How many games did you have to throw away because stockfish wanted to castle? Or did you force stockfish to not castle? Castling seems like such a frequent move it is hard to draw any conclusions about the strength of an engine that does not support it.
zero games were thrown away for castling, because i forced stockfish not to castle (and not to play en passant/promotion) by filtering legal moves and only giving those filtered moves via root_moves
so every game stayed in the same no castling variant
and you're right, this rating is for that constrained variant, not full chess.
I'm not quite clear on the how of it, but Stockfish works pretty well outside the normal bounds of chess. There are toy chess variants on chess.com with "dragons" (knight + bishop) and stockfish can use those very effectively
Wouldn't that just stop it from considering castling, en passant, and promotion on the first move of the position you are analyzing? It's still going to consider those in the tree search, and the static evaluation neural net was trained on positions where they are allowed.
For castling you should be able to fix this by specifying that castling rights have been lost in the positions you give it.
For the others I think you would need to filter not just when giving it the list of allowed first moves.
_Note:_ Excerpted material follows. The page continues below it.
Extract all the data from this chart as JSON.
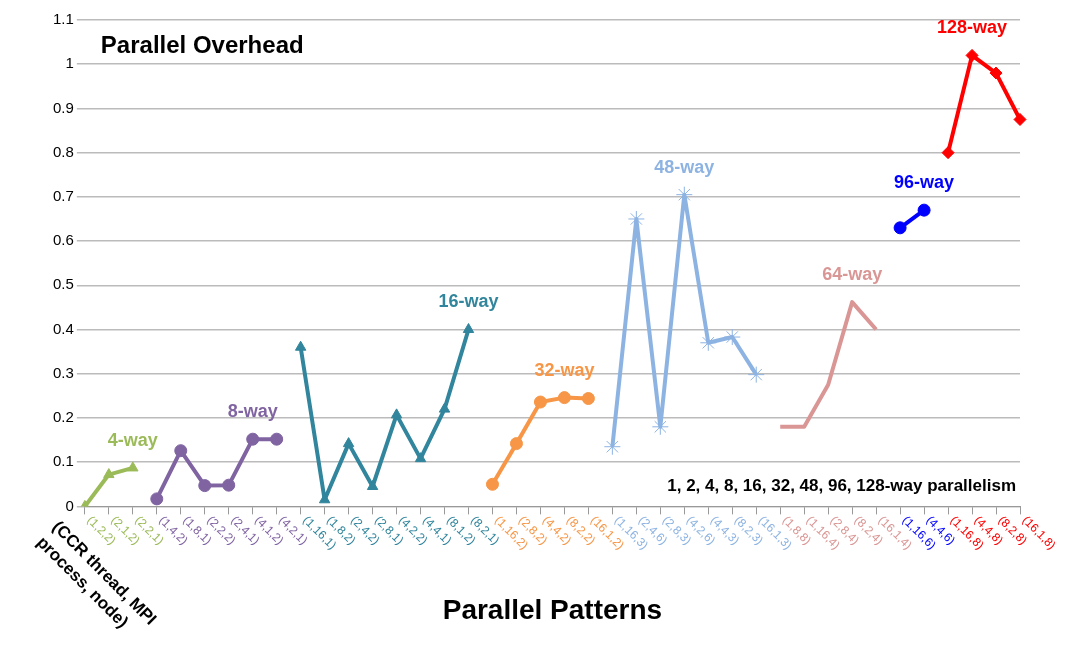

You'd also have to make it not consider en passant and promotion in the search, by modifying its move generation.
The static evaluation would still be off a bit, but that probably would not have much effect most of the time.
From what I've read it is feasible to train a new neural net on a decent home computer in maybe around a week, but that's probably overkill for your use of figuring out how strong your engine is at no castling/no promotion/no en passant chess.